The library has acted as the custodian of these records, and recently worked with the county to relocate them away from a storage facility that is near recent wildfires.

The relocation is not permanent, but gives the county and the library time to develop a long-term solution to store the records.

Frequently Asked Questions

What are the archives?

What some refer to as “the archives” is not a monolithic set of materials – it is a mix of local government records and historical materials.

Who uses these records?

Almost all requests for materials are from the county itself, from a variety of departments. We also get requests from researchers and historians.

Who owns the materials?

Most of them are owned by the county; the library has been a custodian for many decades.

Why can’t we put the materials in the Central Library basement?

It’s simply impractical. The basement access is narrow and difficult, the area is not ADA accessible, it’s susceptible to flooding, we have other needs for that space.

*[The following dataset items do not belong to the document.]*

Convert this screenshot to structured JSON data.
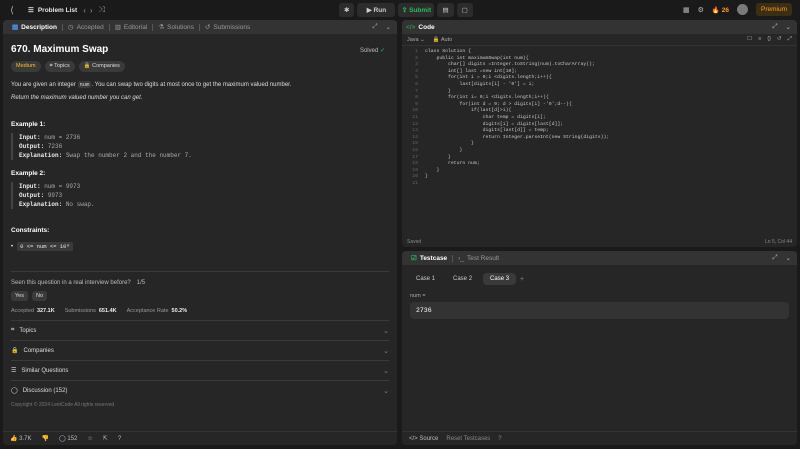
{
  "topbar": {
    "problem_list": "Problem List",
    "run": "Run",
    "submit": "Submit",
    "streak": "26",
    "premium": "Premium"
  },
  "left": {
    "tabs": [
      "Description",
      "Accepted",
      "Editorial",
      "Solutions",
      "Submissions"
    ],
    "title": "670. Maximum Swap",
    "solved": "Solved",
    "tags": [
      "Medium",
      "Topics",
      "Companies"
    ],
    "desc_pre": "You are given an integer ",
    "desc_code": "num",
    "desc_post": ". You can swap two digits at most once to get the maximum valued number.",
    "desc_italic": "Return the maximum valued number you can get.",
    "example1_title": "Example 1:",
    "example1": {
      "input_label": "Input:",
      "input": "num = 2736",
      "output_label": "Output:",
      "output": "7236",
      "expl_label": "Explanation:",
      "expl": "Swap the number 2 and the number 7."
    },
    "example2_title": "Example 2:",
    "example2": {
      "input_label": "Input:",
      "input": "num = 9973",
      "output_label": "Output:",
      "output": "9973",
      "expl_label": "Explanation:",
      "expl": "No swap."
    },
    "constraints_title": "Constraints:",
    "constraint": "0 <= num <= 10⁸",
    "interview_q": "Seen this question in a real interview before?",
    "interview_count": "1/5",
    "yes": "Yes",
    "no": "No",
    "accepted_label": "Accepted",
    "accepted": "327.1K",
    "submissions_label": "Submissions",
    "submissions": "651.4K",
    "rate_label": "Acceptance Rate",
    "rate": "50.2%",
    "accordions": [
      "Topics",
      "Companies",
      "Similar Questions",
      "Discussion (152)"
    ],
    "copyright": "Copyright © 2024 LeetCode All rights reserved",
    "likes": "3.7K",
    "comments": "152"
  },
  "code": {
    "header": "Code",
    "language": "Java",
    "auto": "Auto",
    "lines": [
      "class Solution {",
      "    public int maximumSwap(int num){",
      "        char[] digits =Integer.toString(num).toCharArray();",
      "        int[] last =new int[10];",
      "        for(int i = 0;i <digits.length;i++){",
      "            last[digits[i] - '0'] = i;",
      "        }",
      "        for(int i= 0;i <digits.length;i++){",
      "            for(int d = 9; d > digits[i] -'0';d--){",
      "                if(last[d]>i){",
      "                    char temp = digits[i];",
      "                    digits[i] = digits[last[d]];",
      "                    digits[last[d]] = temp;",
      "                    return Integer.parseInt(new String(digits));",
      "                }",
      "            }",
      "        }",
      "        return num;",
      "    }",
      "}",
      ""
    ],
    "saved": "Saved",
    "position": "Ln 5, Col 44"
  },
  "test": {
    "tab_testcase": "Testcase",
    "tab_result": "Test Result",
    "cases": [
      "Case 1",
      "Case 2",
      "Case 3"
    ],
    "var_label": "num =",
    "var_value": "2736",
    "source": "Source",
    "reset": "Reset Testcases"
  },
  "colors": {
    "accent": "#ffa116",
    "green": "#2cbb5d",
    "medium": "#ffc01e"
  }
}
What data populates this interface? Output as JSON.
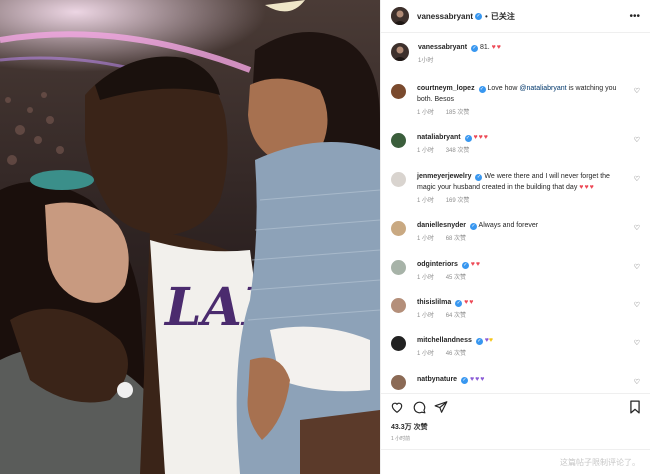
{
  "post": {
    "author": "vanessabryant",
    "follow_label": "已关注",
    "caption_user": "vanessabryant",
    "caption_text": "81.",
    "caption_emoji": "♥♥",
    "caption_time": "1小时",
    "likes": "43.3万 次赞",
    "time_ago": "1 小时前",
    "comments_disabled": "这篇帖子限制评论了。"
  },
  "comments": [
    {
      "user": "courtneym_lopez",
      "verified": true,
      "text_parts": [
        "Love how ",
        "@nataliabryant",
        " is watching you both. Besos"
      ],
      "time": "1 小时",
      "likes": "185 次赞",
      "avatar_color": "#7a4a2e"
    },
    {
      "user": "nataliabryant",
      "verified": true,
      "text": "",
      "emoji": "♥♥♥",
      "time": "1 小时",
      "likes": "348 次赞",
      "avatar_color": "#3b5e3c"
    },
    {
      "user": "jenmeyerjewelry",
      "verified": true,
      "text": "We were there and I will never forget the magic your husband created in the building that day",
      "emoji": "♥♥♥",
      "time": "1 小时",
      "likes": "169 次赞",
      "avatar_color": "#d9d4cf"
    },
    {
      "user": "daniellesnyder",
      "verified": true,
      "text": "Always and forever",
      "time": "1 小时",
      "likes": "68 次赞",
      "avatar_color": "#c9a982"
    },
    {
      "user": "odginteriors",
      "verified": true,
      "text": "",
      "emoji": "♥♥",
      "time": "1 小时",
      "likes": "45 次赞",
      "avatar_color": "#a7b3a8"
    },
    {
      "user": "thisislilma",
      "verified": true,
      "text": "",
      "emoji": "♥♥",
      "time": "1 小时",
      "likes": "64 次赞",
      "avatar_color": "#b48f7a"
    },
    {
      "user": "mitchellandness",
      "verified": true,
      "text": "",
      "emoji": "♥♥",
      "time": "1 小时",
      "likes": "46 次赞",
      "avatar_color": "#222222"
    },
    {
      "user": "natbynature",
      "verified": true,
      "text": "",
      "emoji": "♥♥♥",
      "time": "",
      "likes": "",
      "avatar_color": "#8b6a55"
    }
  ],
  "colors": {
    "like_red": "#ed4956",
    "purple_heart": "#8a5bd6",
    "yellow_heart": "#f5c518",
    "verified_blue": "#3897f0"
  }
}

Can’t you just digitize everything?

Some items have been digitized and more will be, as digitized materials are more accessible to users. However, digitization, done properly, is expensive and slow. Historians and archivists support digitization, but point out that the physical artifact often tells a researcher a lot that cannot be preserved by digitization.

What’s next?

There is no one-size-fits-all solution. These are valuable materials and the library is relieved to know that they are now in a safe storage facility, but we have work to do before we identify a permanent solution. We are eager to continue talks with the county toward this end.